I’m not sure where this leaves us as a species, but once our minds are rendered impotent compared to a computer, all we have left are our bodies and our primitive feelings. Existence, even immortal existence, could be rendered utterly meaningless. That flaw, that has driven humanity so far, to discover meaning, always asking “why?” and “how?” will certainly be our undoing once there is no purpose to answering those questions.

Succesful Institutions and the Republican Party

With Ted Cruz dropping out of the Republican race for the President, Donald Trump is left as the only truly viable candidate for the nomination. While this may be the will of the American voter, it is a failure of the Republican Party as an institution.

The Republican Party guides conservative thought into a useful and effective organization which seeks to advance those political interests, or it did at one time. The arc of this presidential election so far has mirrored the destruction of the Republican Party as an effective institution. As the party’s split, largely along racial lines in the 1960’s, as discussed in an earlier post, the GOP became the sole political party advocating conservativism. Since that time they have had an increasingly catastrophic failure in branding and while at the same time becoming sclerotic. While Republicans won national elections 7 times since 1968, they have failed to expand their party, they have stood still while the country has not.

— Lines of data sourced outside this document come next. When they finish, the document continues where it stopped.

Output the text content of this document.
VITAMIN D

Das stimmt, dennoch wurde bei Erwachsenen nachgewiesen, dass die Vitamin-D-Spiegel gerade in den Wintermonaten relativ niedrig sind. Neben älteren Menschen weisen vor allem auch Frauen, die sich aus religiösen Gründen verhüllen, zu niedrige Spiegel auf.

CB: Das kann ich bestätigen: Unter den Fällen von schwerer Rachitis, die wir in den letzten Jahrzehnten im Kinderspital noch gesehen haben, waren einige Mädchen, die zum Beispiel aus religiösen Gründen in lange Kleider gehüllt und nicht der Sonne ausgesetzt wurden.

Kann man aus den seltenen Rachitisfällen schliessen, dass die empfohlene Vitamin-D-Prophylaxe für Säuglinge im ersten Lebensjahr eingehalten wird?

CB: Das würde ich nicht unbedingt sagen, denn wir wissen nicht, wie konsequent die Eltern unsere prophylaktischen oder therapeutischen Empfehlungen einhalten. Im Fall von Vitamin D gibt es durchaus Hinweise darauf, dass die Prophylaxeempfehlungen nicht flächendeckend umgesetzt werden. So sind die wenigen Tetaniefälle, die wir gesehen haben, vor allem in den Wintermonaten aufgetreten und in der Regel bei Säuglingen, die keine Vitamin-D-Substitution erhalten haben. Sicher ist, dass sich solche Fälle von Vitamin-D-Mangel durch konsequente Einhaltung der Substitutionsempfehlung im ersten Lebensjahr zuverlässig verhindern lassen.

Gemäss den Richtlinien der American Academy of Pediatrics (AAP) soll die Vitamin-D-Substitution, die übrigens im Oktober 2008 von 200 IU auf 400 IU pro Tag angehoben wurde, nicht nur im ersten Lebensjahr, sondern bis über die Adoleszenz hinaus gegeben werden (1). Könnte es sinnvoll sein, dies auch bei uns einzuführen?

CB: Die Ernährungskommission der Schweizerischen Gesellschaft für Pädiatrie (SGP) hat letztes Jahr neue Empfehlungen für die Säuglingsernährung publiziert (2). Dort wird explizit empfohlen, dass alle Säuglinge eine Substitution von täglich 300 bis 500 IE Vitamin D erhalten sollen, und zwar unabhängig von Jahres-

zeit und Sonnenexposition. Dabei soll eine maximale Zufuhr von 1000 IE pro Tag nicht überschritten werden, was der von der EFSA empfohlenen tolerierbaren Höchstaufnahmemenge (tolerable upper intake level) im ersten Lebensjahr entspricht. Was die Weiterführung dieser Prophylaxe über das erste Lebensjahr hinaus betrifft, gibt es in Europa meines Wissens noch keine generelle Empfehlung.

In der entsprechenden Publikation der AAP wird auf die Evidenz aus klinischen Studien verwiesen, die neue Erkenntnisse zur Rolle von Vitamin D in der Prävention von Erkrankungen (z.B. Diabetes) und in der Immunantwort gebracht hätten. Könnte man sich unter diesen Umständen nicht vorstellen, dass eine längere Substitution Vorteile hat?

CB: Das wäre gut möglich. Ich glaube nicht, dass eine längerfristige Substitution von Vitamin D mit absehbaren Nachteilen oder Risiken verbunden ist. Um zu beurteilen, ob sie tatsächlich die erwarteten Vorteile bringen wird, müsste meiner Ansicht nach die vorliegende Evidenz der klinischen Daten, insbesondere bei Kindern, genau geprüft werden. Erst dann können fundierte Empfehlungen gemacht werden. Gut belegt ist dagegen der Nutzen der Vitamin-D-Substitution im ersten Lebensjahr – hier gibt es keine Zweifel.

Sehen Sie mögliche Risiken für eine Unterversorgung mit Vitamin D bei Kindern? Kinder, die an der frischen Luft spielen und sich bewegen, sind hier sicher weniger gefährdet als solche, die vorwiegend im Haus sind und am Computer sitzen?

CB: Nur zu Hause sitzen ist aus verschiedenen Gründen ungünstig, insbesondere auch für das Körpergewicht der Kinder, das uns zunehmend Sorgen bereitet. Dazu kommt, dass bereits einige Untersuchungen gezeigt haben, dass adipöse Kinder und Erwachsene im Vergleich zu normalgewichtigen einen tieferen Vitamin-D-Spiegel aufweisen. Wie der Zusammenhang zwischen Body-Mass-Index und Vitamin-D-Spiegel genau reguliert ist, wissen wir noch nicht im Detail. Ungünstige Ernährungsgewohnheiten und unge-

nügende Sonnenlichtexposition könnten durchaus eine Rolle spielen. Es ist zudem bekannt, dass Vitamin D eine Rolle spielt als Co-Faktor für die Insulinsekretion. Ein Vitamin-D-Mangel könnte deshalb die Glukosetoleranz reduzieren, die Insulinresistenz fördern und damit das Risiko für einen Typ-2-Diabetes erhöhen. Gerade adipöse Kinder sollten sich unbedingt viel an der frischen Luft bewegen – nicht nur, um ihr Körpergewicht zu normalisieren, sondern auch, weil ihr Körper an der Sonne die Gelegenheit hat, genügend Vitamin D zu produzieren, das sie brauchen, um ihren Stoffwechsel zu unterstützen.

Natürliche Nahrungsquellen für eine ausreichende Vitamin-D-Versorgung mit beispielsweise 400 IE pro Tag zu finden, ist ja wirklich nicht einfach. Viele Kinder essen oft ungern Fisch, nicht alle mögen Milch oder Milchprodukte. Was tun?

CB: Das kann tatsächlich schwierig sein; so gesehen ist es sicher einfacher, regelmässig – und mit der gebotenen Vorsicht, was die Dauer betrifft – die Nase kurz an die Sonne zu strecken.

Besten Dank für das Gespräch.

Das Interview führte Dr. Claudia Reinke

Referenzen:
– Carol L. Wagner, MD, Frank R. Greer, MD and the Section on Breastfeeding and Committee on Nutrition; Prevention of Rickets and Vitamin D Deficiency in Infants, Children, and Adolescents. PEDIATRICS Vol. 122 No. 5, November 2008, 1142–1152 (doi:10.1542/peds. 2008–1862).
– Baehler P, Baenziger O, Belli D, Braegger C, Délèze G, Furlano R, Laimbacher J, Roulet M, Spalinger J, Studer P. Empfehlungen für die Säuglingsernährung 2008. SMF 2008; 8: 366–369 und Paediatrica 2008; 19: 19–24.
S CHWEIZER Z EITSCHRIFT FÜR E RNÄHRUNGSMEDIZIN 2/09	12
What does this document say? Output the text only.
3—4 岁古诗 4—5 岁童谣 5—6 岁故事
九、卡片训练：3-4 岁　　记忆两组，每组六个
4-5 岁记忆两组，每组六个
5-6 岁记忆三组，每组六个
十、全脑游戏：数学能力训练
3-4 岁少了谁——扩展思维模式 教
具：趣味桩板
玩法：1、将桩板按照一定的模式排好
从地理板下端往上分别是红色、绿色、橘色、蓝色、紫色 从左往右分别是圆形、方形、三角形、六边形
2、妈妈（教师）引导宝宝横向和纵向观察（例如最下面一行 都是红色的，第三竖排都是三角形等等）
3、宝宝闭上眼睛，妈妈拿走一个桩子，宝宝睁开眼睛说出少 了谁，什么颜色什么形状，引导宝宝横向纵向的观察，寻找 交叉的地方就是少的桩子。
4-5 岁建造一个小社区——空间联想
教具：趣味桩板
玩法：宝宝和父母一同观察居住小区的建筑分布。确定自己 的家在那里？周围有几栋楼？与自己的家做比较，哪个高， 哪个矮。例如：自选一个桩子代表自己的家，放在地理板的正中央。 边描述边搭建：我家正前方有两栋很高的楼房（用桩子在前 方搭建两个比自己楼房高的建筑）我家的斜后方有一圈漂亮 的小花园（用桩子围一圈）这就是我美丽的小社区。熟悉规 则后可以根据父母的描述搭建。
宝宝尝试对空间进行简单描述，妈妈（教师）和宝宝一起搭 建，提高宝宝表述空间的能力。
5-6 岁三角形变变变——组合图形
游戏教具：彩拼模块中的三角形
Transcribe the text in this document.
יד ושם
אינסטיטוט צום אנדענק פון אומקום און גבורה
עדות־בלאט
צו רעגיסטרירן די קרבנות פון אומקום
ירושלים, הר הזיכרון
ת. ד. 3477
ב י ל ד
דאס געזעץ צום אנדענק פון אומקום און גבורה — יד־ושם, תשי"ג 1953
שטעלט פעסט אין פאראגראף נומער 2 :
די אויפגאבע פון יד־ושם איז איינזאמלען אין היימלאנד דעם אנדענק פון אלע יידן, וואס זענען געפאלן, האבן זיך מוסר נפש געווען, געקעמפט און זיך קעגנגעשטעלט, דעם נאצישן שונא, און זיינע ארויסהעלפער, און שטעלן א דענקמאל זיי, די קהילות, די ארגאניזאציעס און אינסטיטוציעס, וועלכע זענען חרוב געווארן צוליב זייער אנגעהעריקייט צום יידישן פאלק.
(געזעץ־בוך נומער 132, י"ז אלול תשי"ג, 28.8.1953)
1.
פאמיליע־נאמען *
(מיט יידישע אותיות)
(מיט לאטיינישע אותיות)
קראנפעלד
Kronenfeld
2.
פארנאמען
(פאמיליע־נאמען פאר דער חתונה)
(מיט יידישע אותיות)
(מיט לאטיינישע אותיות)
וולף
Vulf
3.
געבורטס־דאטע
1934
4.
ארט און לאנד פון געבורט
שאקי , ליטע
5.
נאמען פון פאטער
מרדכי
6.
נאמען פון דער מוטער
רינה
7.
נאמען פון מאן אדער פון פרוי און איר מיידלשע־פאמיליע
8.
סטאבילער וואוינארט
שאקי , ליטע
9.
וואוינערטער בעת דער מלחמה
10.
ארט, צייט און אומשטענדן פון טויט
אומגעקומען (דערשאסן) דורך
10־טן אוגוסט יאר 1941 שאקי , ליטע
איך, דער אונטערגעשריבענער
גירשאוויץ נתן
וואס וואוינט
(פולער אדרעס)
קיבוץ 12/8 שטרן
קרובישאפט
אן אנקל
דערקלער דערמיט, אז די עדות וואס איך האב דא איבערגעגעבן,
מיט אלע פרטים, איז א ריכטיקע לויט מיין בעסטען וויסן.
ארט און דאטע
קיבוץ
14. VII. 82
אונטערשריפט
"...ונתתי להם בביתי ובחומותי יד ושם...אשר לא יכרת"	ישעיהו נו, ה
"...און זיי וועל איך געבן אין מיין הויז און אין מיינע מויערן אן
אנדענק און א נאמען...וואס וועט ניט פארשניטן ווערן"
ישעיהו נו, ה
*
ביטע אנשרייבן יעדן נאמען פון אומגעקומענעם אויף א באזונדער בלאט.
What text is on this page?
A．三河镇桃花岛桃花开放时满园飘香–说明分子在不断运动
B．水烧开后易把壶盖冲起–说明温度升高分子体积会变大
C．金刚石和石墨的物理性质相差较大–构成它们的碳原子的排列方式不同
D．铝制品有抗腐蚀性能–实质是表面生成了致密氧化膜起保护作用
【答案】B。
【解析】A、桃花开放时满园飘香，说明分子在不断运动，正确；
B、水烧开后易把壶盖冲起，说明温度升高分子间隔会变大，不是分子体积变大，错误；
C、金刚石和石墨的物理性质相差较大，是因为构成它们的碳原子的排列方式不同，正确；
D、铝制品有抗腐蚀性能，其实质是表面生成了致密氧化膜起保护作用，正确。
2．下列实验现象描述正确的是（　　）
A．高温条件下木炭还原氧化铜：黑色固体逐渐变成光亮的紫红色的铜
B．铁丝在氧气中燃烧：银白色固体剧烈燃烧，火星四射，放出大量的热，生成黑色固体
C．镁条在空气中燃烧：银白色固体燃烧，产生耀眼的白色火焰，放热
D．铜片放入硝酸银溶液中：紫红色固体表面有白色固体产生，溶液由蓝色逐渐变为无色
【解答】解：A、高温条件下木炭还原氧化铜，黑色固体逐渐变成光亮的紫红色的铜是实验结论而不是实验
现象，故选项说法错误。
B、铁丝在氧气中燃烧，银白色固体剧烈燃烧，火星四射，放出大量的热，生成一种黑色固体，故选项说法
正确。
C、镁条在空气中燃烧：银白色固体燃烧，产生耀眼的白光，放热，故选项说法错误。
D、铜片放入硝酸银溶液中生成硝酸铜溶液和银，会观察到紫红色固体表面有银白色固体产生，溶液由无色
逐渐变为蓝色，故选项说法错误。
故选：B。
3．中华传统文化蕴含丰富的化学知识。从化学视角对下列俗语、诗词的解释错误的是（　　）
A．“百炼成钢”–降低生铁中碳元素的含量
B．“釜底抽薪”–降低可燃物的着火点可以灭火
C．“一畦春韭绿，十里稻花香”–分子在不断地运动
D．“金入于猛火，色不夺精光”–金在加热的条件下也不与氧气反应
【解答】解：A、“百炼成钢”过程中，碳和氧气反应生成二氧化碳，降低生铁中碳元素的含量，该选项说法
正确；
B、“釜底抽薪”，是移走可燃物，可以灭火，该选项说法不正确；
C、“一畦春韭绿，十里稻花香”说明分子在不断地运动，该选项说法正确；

They have failed to counter the argument that they are a party for wealthy white men. The evolution of American demographics have doomed the party due to its lack of foresight. Republicans were going to have a difficult time winning the Presidential election regardless of who there candidate was, simply because homosexuals, young people, women, Blacks, Hispanics, Asians, and Native Americans do not vote Republican in large enough numbers.

There other major failure is more recent. In an effort to overcome their demographic challenges the Republican Party co-opted and then ignored grassroots conservatives. The Tea Party was a robust movement with both major funding and an active and motivated core of supporters. Republicans gleefully allowed Tea Party candidates to run on Republican tickets in order to win seats in local and statewide elections and then failed (and over-promised) to enact their reforms. This has led to disillusionment with the Republican “establishment”.

The final major failure of the Republican Party has been cowardice. Key figures in the Party have allowed someone who represents both of their major flaws to become the front runner without disavowing him. Donald Trump has doubled down on their branding failure by representing the GOP’s old base of constituents with xenophobia and racism AND by railing against the Establishnent’s failure to take seriously the reforms demanded by conservative activists.

Some responsibility lies with the Obama administration for failing to take the Republican view into consideration and passing the Stimulus package and the Affordable Care Act without many and any Republican votes, thus alienating the group further. But the majority of the blame falls squarely on the Republican Party for allowing a duplicitous demagogue to hijack their institution.

The GOP is a failed institution, one which now, with the face of their Party as Donald Trump, no longer even supports reasonable conservative values. The real problem here is that it is bad for the nation to not have an organization that can properly harness major political thought but also to not have any counter for the Democratic Party. It is not good to have large swaths of the government controlled by a single party that does not have to refine its message, or moderate its most extreme impulses. Democrats will not win on the strength of their ideals, but on the basis of having no organized opposition. Ted Cruz was a poor candidate in this sense as well, but Donald Trump has signaled the death-knell of the Republican Party, and we will not have to wait until Election Day to discover that.